Na primeira seqüência, o advogado diz: “Meu cliente não cometeu estupro, era só um gesto teatral”. Na segunda, afirma: “Meu cliente não cometeu estupro, era apenas uma piada”. E, na terceira, aproximando Gerald Thomas da figura infame de Paulo Maluf, Laerte conclui: “Meu cliente cometeu estupro… mas não matou”.
Pra começo de conversa, usar, ou melhor, apelar para a figura do advogado escroto que incorporaria o asco do “cliente” a partir de uma conjunção de interesses maléficos é um baita lugar-comum. Todo mundo está careca de saber que a categoria dos advogados sugere mais repulsa do que qualquer outra coisa, mais até do que o programa Pânico. Usar esse artifício para fazer piada-engajada é tão nefasto quanto, sei lá, associar o afro-reggae a um zoológico. Acusar e/ou sugerir que fulano é estuprador a partir de uma imagem descontextualizada é algo que devia dar cadeia. A Lei 12.015/2009 diz que estupro é “constranger alguém, mediante violência ou grave ameaça, a ter conjunção carnal ou a praticar ou permitir que com ele se pratique outro ato libidinoso”.
Como é que o Laerte escorrega numa casca de banana dessas? Alguém precisaria lembrá-lo que o fato de ele ter se transformado no fio terra-crossdresser dos intelectuais descolados (no sentido de isolar o mal malafaia que cai dos céus…) não lhe confere passaporte, tampouco livre acesso para bordejar acima do bem e do mal, menas Laerte, menas. Ninguém constrangeu ninguém. Nem é o caso de falar de assédio, mas de conluio.
Basta conferir o vídeo na íntegra (ou a versão editada pelo Pânico, tanto faz ). A suposta “vítima de estupro” não apenas anuiu e foi coautora da imagem veiculada como também – logo depois do “violência” – empinou a bunda para o diretor de teatro encoxá-la com vontade. Ah, vale lembrar que Gerald Thomas avançou na direção da genitália do repórter também, e ninguém se ofendeu com a mão boba do diretor talvez porque o fulano, branco, heterossexual, residente provavelmente em Pinheiros ou Perdizes, não representasse nenhuma minoria ameaçada de “desqualificação”.
Eu não sei se trata de hipocrisia ou burrice. Estupro é que não é. O nome disso, Laerte, é circo, é baixaria, é business, é consenso.

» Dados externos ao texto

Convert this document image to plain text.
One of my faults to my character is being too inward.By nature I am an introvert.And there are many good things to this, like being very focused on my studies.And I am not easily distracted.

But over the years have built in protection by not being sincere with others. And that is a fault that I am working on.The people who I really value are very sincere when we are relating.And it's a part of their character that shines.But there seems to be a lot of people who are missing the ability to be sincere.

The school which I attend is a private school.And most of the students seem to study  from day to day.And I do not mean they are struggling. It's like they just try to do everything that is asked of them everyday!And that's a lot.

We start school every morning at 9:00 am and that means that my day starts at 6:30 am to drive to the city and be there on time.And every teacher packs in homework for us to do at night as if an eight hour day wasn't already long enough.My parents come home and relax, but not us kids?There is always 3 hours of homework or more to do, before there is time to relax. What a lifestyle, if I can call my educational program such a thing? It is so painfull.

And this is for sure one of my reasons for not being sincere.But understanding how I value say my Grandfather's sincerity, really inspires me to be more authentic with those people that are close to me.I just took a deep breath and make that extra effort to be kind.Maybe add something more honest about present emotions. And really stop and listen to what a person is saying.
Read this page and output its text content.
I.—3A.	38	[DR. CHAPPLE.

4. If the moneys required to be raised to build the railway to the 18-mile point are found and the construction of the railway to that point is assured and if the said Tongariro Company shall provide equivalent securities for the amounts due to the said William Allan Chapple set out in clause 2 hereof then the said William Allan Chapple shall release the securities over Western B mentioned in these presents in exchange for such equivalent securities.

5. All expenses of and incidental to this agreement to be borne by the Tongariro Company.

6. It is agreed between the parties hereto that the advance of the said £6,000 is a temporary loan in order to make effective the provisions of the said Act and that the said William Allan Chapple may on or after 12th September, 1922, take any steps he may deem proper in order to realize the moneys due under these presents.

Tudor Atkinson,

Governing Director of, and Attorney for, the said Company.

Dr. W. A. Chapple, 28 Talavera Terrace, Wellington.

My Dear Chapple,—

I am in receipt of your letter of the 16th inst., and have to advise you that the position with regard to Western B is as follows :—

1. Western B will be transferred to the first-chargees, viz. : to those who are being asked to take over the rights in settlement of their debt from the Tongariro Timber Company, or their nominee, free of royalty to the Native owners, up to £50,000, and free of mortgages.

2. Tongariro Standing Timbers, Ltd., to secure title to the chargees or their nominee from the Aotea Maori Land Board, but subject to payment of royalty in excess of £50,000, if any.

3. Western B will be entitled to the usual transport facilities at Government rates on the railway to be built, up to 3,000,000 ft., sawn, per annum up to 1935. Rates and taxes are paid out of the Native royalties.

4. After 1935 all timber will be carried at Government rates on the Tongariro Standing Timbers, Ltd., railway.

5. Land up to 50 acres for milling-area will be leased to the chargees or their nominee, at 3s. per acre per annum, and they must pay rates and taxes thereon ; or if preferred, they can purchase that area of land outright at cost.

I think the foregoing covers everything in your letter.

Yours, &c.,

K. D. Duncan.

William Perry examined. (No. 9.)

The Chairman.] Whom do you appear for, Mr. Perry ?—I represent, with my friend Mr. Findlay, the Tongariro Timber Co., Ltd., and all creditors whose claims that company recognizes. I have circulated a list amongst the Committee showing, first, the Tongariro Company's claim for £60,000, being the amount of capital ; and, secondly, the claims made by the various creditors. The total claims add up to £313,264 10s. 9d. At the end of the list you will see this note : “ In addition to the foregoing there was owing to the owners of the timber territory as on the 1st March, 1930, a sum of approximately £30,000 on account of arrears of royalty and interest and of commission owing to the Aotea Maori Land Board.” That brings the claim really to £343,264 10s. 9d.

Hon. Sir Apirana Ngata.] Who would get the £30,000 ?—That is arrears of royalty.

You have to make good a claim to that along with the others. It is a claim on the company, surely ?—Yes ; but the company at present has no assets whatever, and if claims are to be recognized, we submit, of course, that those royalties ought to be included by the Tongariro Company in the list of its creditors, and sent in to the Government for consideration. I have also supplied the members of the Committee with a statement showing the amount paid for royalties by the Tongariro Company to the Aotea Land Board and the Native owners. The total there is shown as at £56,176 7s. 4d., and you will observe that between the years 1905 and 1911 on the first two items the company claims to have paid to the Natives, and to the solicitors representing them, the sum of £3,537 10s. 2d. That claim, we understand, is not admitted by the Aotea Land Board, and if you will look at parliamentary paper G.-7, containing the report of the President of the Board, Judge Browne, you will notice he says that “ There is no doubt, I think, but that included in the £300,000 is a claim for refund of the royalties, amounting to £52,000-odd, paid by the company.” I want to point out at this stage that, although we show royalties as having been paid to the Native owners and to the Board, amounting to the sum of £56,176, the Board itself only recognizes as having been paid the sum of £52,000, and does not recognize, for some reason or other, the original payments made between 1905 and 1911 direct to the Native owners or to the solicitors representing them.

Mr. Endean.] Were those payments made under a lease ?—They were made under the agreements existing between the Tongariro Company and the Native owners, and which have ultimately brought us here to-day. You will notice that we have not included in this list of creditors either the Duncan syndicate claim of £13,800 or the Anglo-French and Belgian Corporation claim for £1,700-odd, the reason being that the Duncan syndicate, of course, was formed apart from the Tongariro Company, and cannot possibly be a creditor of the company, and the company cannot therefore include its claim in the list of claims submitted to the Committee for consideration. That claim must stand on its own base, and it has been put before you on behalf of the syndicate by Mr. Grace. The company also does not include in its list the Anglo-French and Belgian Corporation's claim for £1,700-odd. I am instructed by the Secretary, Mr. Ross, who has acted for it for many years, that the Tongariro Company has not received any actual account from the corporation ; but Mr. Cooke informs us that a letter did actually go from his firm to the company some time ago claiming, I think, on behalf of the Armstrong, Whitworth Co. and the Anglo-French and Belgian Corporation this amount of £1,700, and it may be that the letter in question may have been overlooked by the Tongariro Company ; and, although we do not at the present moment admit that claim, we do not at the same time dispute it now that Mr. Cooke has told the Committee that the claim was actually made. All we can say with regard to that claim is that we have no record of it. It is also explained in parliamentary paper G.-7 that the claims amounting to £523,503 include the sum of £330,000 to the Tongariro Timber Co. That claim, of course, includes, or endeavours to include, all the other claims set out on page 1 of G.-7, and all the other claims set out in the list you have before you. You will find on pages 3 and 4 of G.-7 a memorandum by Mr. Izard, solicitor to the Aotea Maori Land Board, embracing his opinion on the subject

O cara que salva – a palavra é essa mesmo “salva” – o mundo com seu humor, de uma hora pra outra, se transforma num inquisidor medieval e condena a outra parte baseado em superstições. Laerte caiu feito um pato na armadilha do suposto inimigo porque – tese minha – existe uma fixação justiceira que o cega e diz de antemão e preconceituosamente que toda e qualquer piada que trata de minorias é desqualificadora pela própria natureza (superstição). E o Pânico, logo o grotesco programa comandado pelo ensaboado Emilio Zurita, passou a perna no Laerte que, agora, além de refém do próprio corpo e de sua condição sexual em riste, justo Laerte Coutinho, acabou se transformando numa espécie de Torquemada da piada alheia.
Eu lamento por tudo isso. Queria outra piada de volta, aquele tipo de humor sem patrulha, sem melindres e sem escaramuças que, no lugar de justiçar e ser porta-estandarte de determinado grupo, desqualifica o ser humano em geral (estou falando da espécie homo-sapiens), porque, a meu ver, não existe outra maneira de encarar o ridículo e a fragilidade da condição humana senão insurgindo-se contra o próprio espelho. Não existe outra maneira de encarar o semelhante e a si mesmo senão… como piada.